A la luz del 110 aniversario, en nombre de los migrantes y refugiados; Poco después de su nacimiento, Jesús, José y María se convirtieron en refugiados en Egipto en busca de asilo, huyendo para salvar sus vidas de la furiosa paranoia del rey Herodes.
Muchos están en movimiento hoy por amenazas similares a sus vidas. A lo largo de su vida, Jesucristo, desterrado del cielo en este mundo, no tenía estatus en el mundo romano y por eso pudo ser y fue crucificado. Pero los caminos de Dios no son los nuestros, y los pensamientos de Dios no son nuestros pensamientos. (Isaías 55:9) El misterio del plan de salvación de Dios revela que en la resurrección de entre los muertos “Pero ahora, unidos a Cristo Jesús por la sangre que él derramó, ustedes que antes estaban lejos están cerca. Cristo es nuestra paz. Él hizo de judíos y de no judíos un solo pueblo, destruyó el muro que los separaba y anuló en su propio cuerpo la enemistad que existía. ” (Efesios 2:13-14)
Por lo tanto, impulsados por un amor que no se puede tapiar, e inspirados a una misión que no permite que nadie quede tapiado; la iglesia continúa trascendiendo fronteras, construyendo puentes y construyendo comunidades que son signo de la presencia de Dios entre nosotros. Además, la convicción de nuestra fe de que nuestra ciudadanía está en el cielo puede transformar nuestras lealtades terrenales y guiarnos de la alteridad a la unidad y de la alienación a la comunión.
Confesar a Jesús como Señor, significa que César no lo es. Cuando los cristianos siguen a Jesús como Señor, desafían la deificación del dinero, la idolatría del Estado y la glorificación del poder. Ante Dios todos somos uno.

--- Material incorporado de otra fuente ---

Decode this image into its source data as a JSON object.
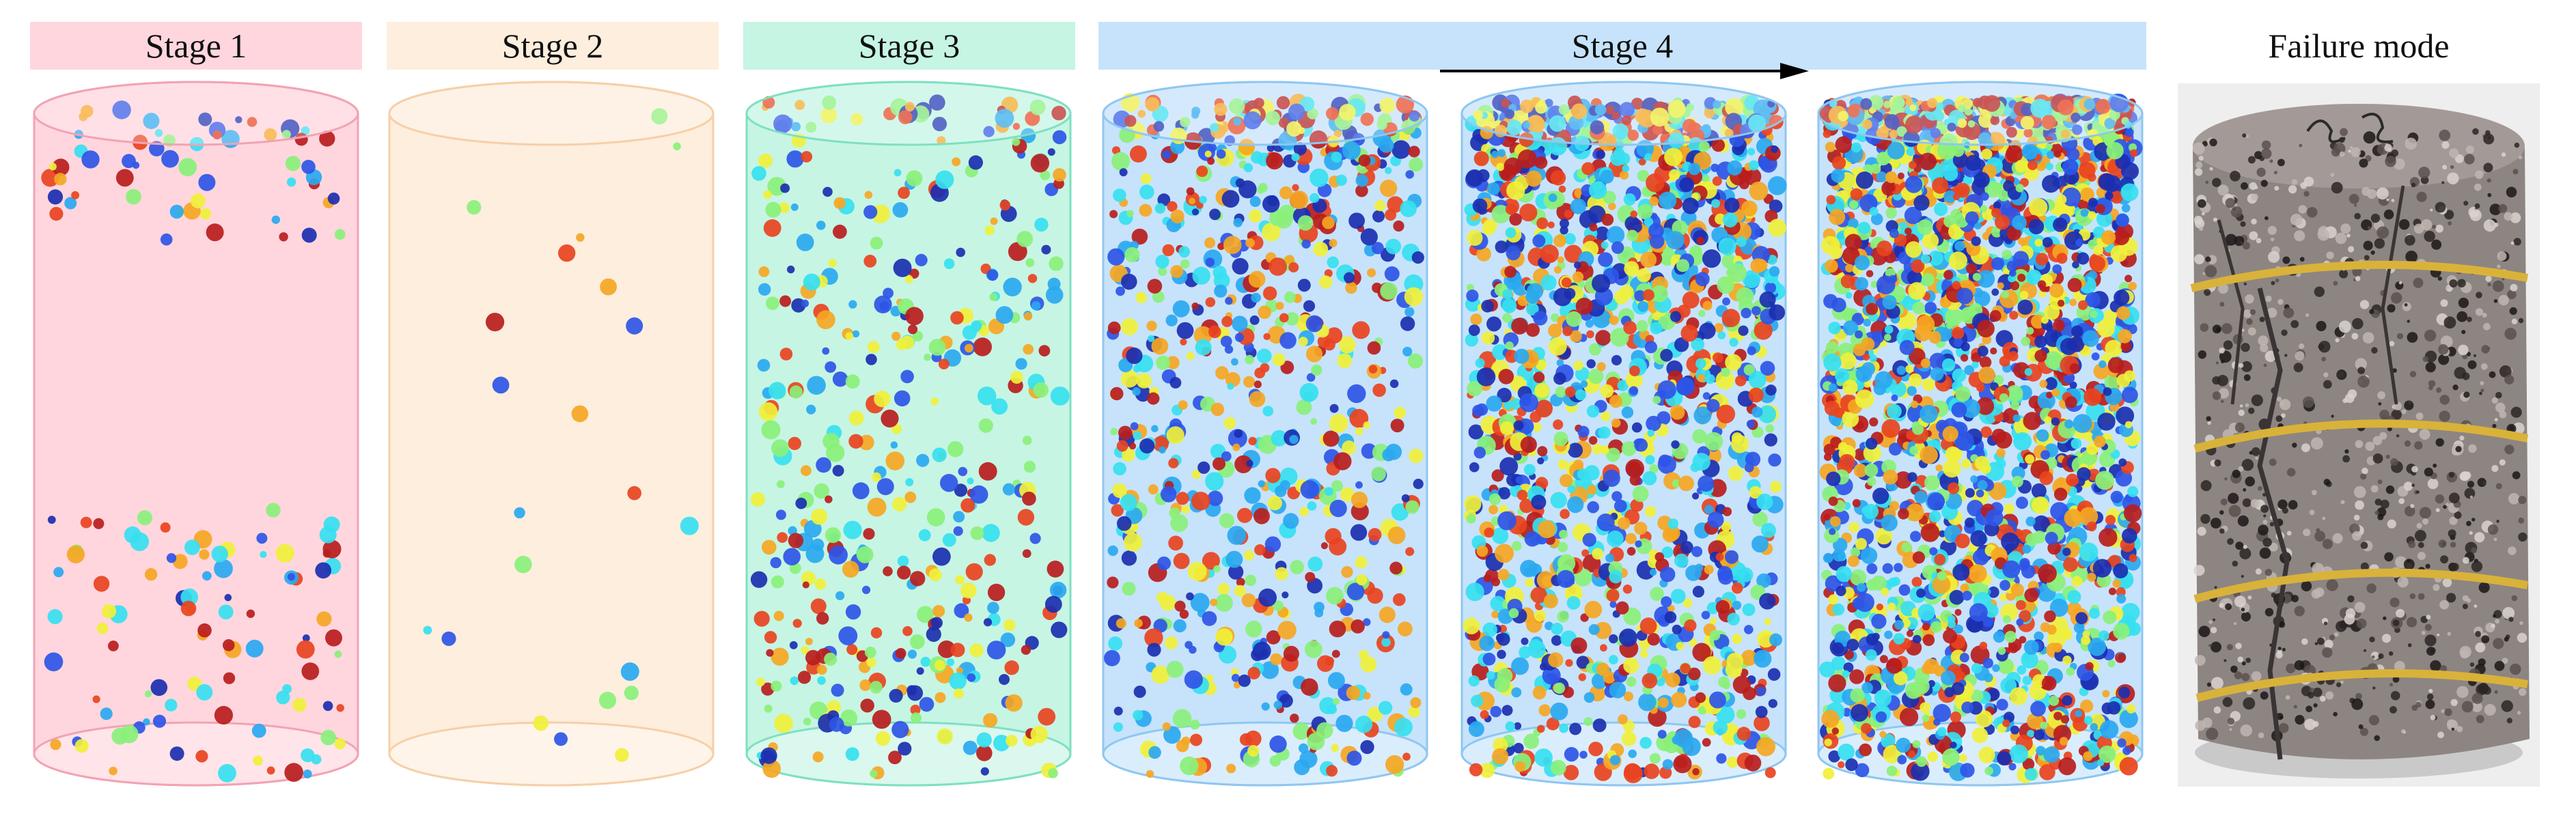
{
  "stages": [
    {
      "label": "Stage 1",
      "fill": "#ffd6de",
      "edge": "#f2a3b3"
    },
    {
      "label": "Stage 2",
      "fill": "#fdeedd",
      "edge": "#f7cfa8"
    },
    {
      "label": "Stage 3",
      "fill": "#c6f5e4",
      "edge": "#7fe0c1"
    },
    {
      "label": "Stage 4",
      "fill": "#c6e3fb",
      "edge": "#8fc7f1"
    }
  ],
  "specimens": [
    {
      "stage_index": 0,
      "event_count": 150,
      "distribution": "ends"
    },
    {
      "stage_index": 1,
      "event_count": 22,
      "distribution": "sparse"
    },
    {
      "stage_index": 2,
      "event_count": 430,
      "distribution": "uniform"
    },
    {
      "stage_index": 3,
      "event_count": 780,
      "distribution": "upper"
    },
    {
      "stage_index": 3,
      "event_count": 1600,
      "distribution": "upper"
    },
    {
      "stage_index": 3,
      "event_count": 2500,
      "distribution": "upper"
    }
  ],
  "event_colors": [
    "#1b2fb0",
    "#2e55e6",
    "#2aa8f0",
    "#36e0f0",
    "#8af07a",
    "#f0f03a",
    "#f5a623",
    "#e8431f",
    "#b81d1d"
  ],
  "failure_mode": {
    "title": "Failure mode",
    "rock_color": "#8d8582",
    "band_color": "#d9b23a"
  }
}
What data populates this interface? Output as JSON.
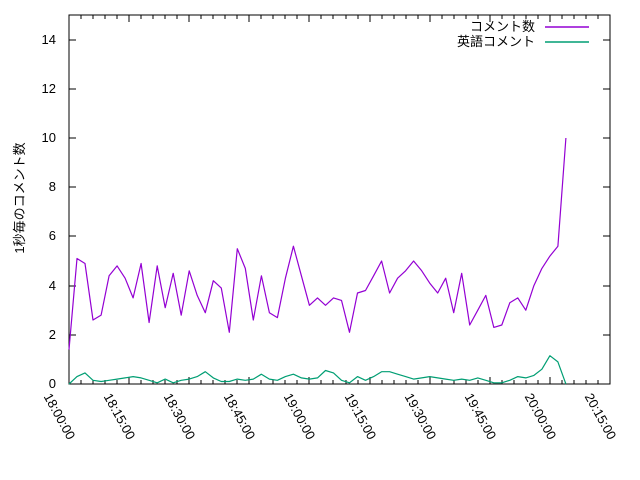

Aquí está el baluarte contra una ideología de superioridad racial, aquí está el desafío a los reclamos absolutos de fronteras naturales o culturales, aquí está la base de toda dignidad humana, incluida la dignidad de los extraños en la tierra, el derecho del migrante a cruzar fronteras, ya sea huyendo del peligro o buscando oportunidades; la obligación de acoger al extraño y de brindarle refugio y respeto. (La Teología de la Migración – Daniel G. Goody) Esta es la visión bíblica que abraza la declaración universal de los derechos humanos.
En 1914, cuando el Papa Benedicto XV inauguró la Jornada Mundial de los Migrantes y Refugiados, comprendió el carácter apostólico de la Iglesia; el Cuerpo de Cristo perpetuamente en movimiento, una iglesia migrante, enviada al mundo en el día de Pentecostés con celo misionero, esparcida entre las naciones por las persecuciones y el martirio, llevando perenne y fielmente la Buena Nueva de la salvación en Jesucristo hasta que venga el Señor de nuevo.
Aunque no somos del mundo porque nos esforzamos por vivir de una manera digna del Evangelio de Cristo, estamos en el mundo y para el mundo para el bien supremo de todos.